Colin Holter interviews Schuyler Tsuda.
On building instruments:
I started taking art classes at some point. My first class was with Chris Larson, and it was a metal sculpture class. I’m not sure why I took it, to be honest, but I was interested in doing some kind of sound sculpture thing. When I first started, I was sort of a fish out of water because I’d never done anything like it before, but Chris Larson would say “just go ahead and do it.” The class was very heavy on conceptual feedback, which was great, because I got to the point where I wasn’t inhibited about working and learning from other people. That’s maybe the best way for me to work, to be able to experiment safely. The instrument I keep coming back to is the steel cello, which is based on Robert Rutman’s steel cello, which is just a huge steel plate suspended on a frame. I just do it on the floor or hand-held, it’s a smaller version, and I use steel rods on the surface with a spring reverb chamber I put together on top of it. Sonically it’s my favorite because I can do so much with it. But of course I think that it’s probably the least sound-sculpture-like; it’s more of just a DIY instrument.
On Shield Your Eyes:
Doug [Geers] asked Mike if he wanted to play a spot on the Twin Cities Showcase at Spark. So then Mike said to Doug that we (meaning Mike and I) had been talking about doing some kind of noise thing. I actually don’t remember having that conversation. It was a surprise to me, and I’d never played in a noise duo before, so it was interesting—and that was the beginning.
I had the opportunity to do a soundtrack for a student filmmaker at the University of Hawaii, and that was a really great experience—I was kind of learning on the spot. It was fun; it was a challenge, and it was something totally different. That work got me other work doing soundtracks and eventually got me into doing my own film work here at the University of Minnesota. I was in the production process and the post-production process, so I got to see how things work, and that was extremely important for me.

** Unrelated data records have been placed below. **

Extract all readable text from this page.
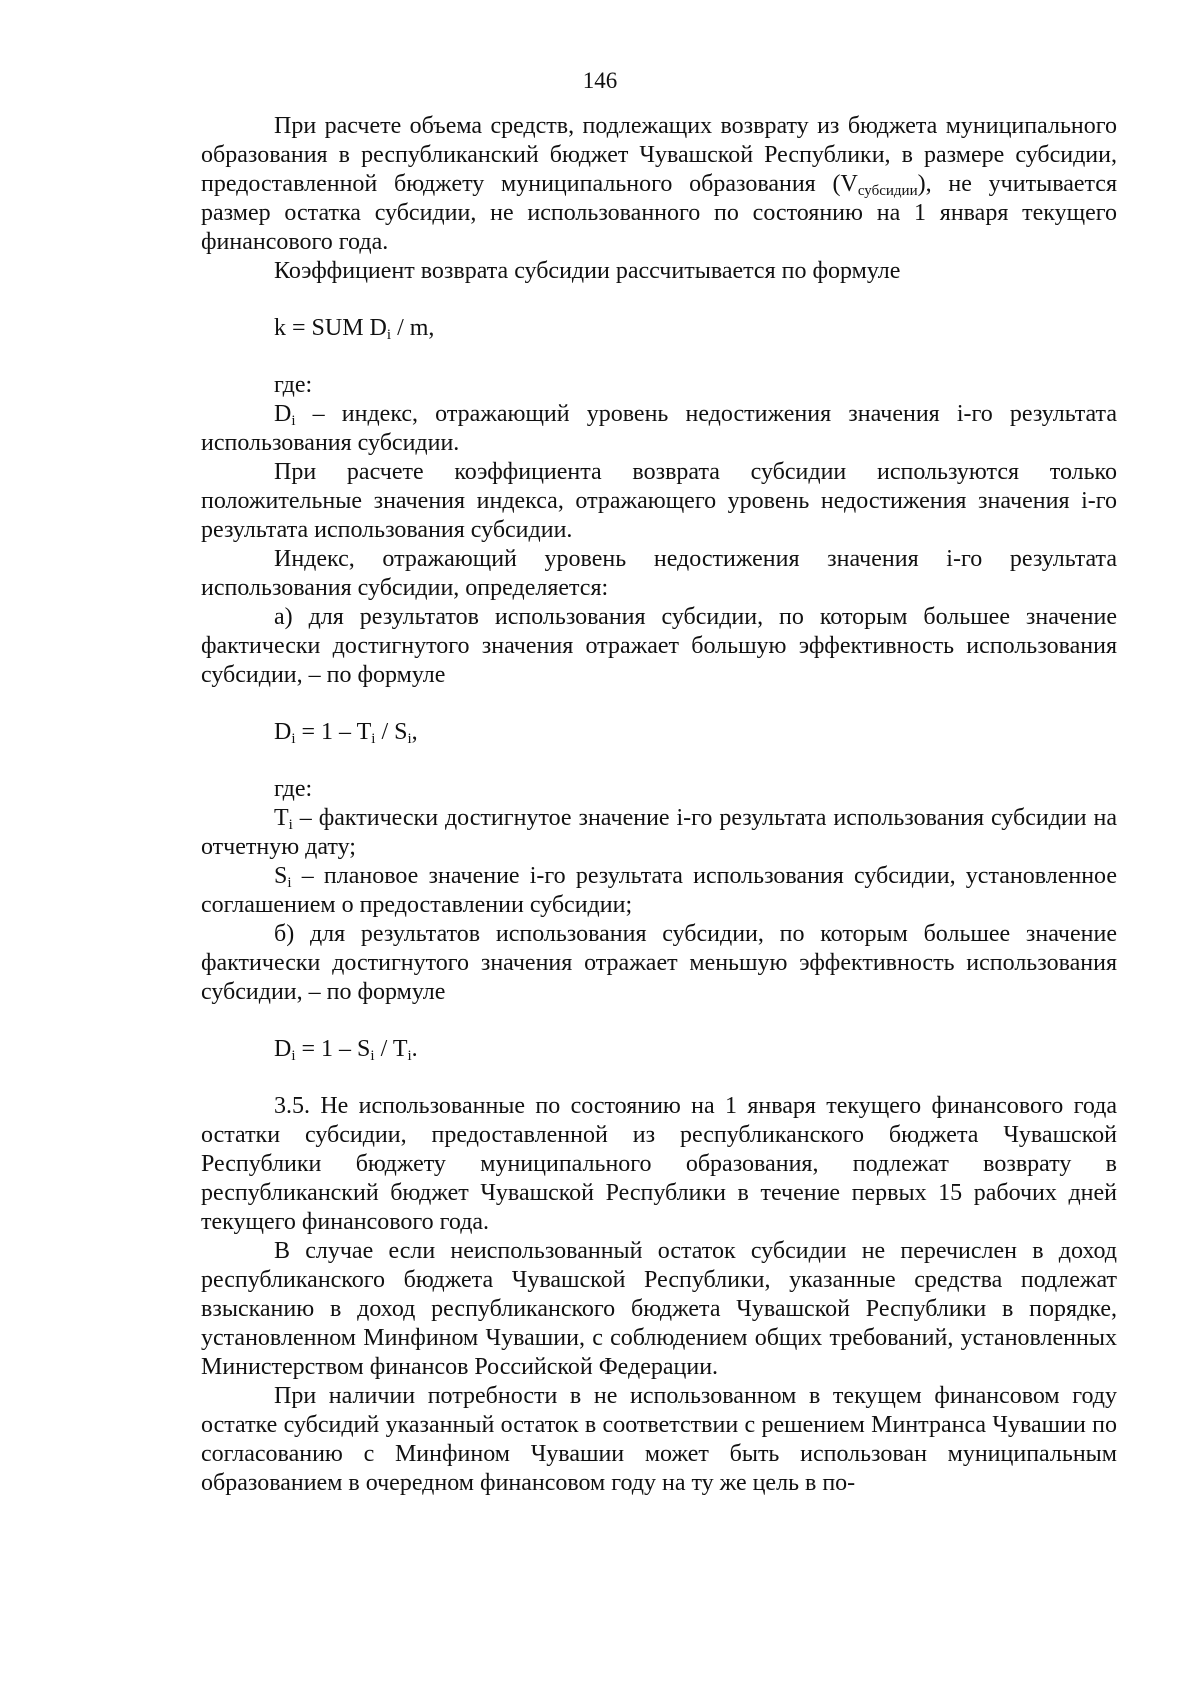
146

При расчете объема средств, подлежащих возврату из бюджета муниципального образования в республиканский бюджет Чувашской Республики, в размере субсидии, предоставленной бюджету муниципального образования $(V_{субсидии})$, не учитывается размер остатка субсидии, не использованного по состоянию на 1 января текущего финансового года.

Коэффициент возврата субсидии рассчитывается по формуле

k = SUM $D_i$ / m,

где:

$D_i$ – индекс, отражающий уровень недостижения значения i-го результата использования субсидии.

При расчете коэффициента возврата субсидии используются только положительные значения индекса, отражающего уровень недостижения значения i-го результата использования субсидии.

Индекс, отражающий уровень недостижения значения i-го результата использования субсидии, определяется:

а) для результатов использования субсидии, по которым большее значение фактически достигнутого значения отражает большую эффективность использования субсидии, – по формуле

$D_i = 1 - T_i / S_i$,

где:

$T_i$ – фактически достигнутое значение i-го результата использования субсидии на отчетную дату;

$S_i$ – плановое значение i-го результата использования субсидии, установленное соглашением о предоставлении субсидии;

б) для результатов использования субсидии, по которым большее значение фактически достигнутого значения отражает меньшую эффективность использования субсидии, – по формуле

$D_i = 1 - S_i / T_i$.

3.5. Не использованные по состоянию на 1 января текущего финансового года остатки субсидии, предоставленной из республиканского бюджета Чувашской Республики бюджету муниципального образования, подлежат возврату в республиканский бюджет Чувашской Республики в течение первых 15 рабочих дней текущего финансового года.

В случае если неиспользованный остаток субсидии не перечислен в доход республиканского бюджета Чувашской Республики, указанные средства подлежат взысканию в доход республиканского бюджета Чувашской Республики в порядке, установленном Минфином Чувашии, с соблюдением общих требований, установленных Министерством финансов Российской Федерации.

При наличии потребности в не использованном в текущем финансовом году остатке субсидий указанный остаток в соответствии с решением Минтранса Чувашии по согласованию с Минфином Чувашии может быть использован муниципальным образованием в очередном финансовом году на ту же цель в по-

On instrumental composition:
I’m a big proponent of learning the instrument. And I guess what I mean by that is not learning how to play Bach cello suites; it’s learning the instrument in a way where you not necessarily forget the years and years of tradition but try to go beyond it to get to something that’s more about the instrument than about the repertoire.
On Kado: The Way of Flowers:
Ikebana is the Japanese art of flower-arranging; it’s also called kado, which translates as “the way of flowers.” It’s a combination of art and flower-arranging and kind of a philosophy of approaching flower-arranging, approaching life in general. Ikebana really focuses on not only the beautiful blossom of the flower but everything that flower is all about: The stem, the thorns, the space around the flowers, the dying leaves. It’s all those things that we ordinarily disregard. Ikebana puts that on the table so we can look at the whole thing. Looking at a different way, we can find beauty in other aspects of the flower that are not traditionally beautiful.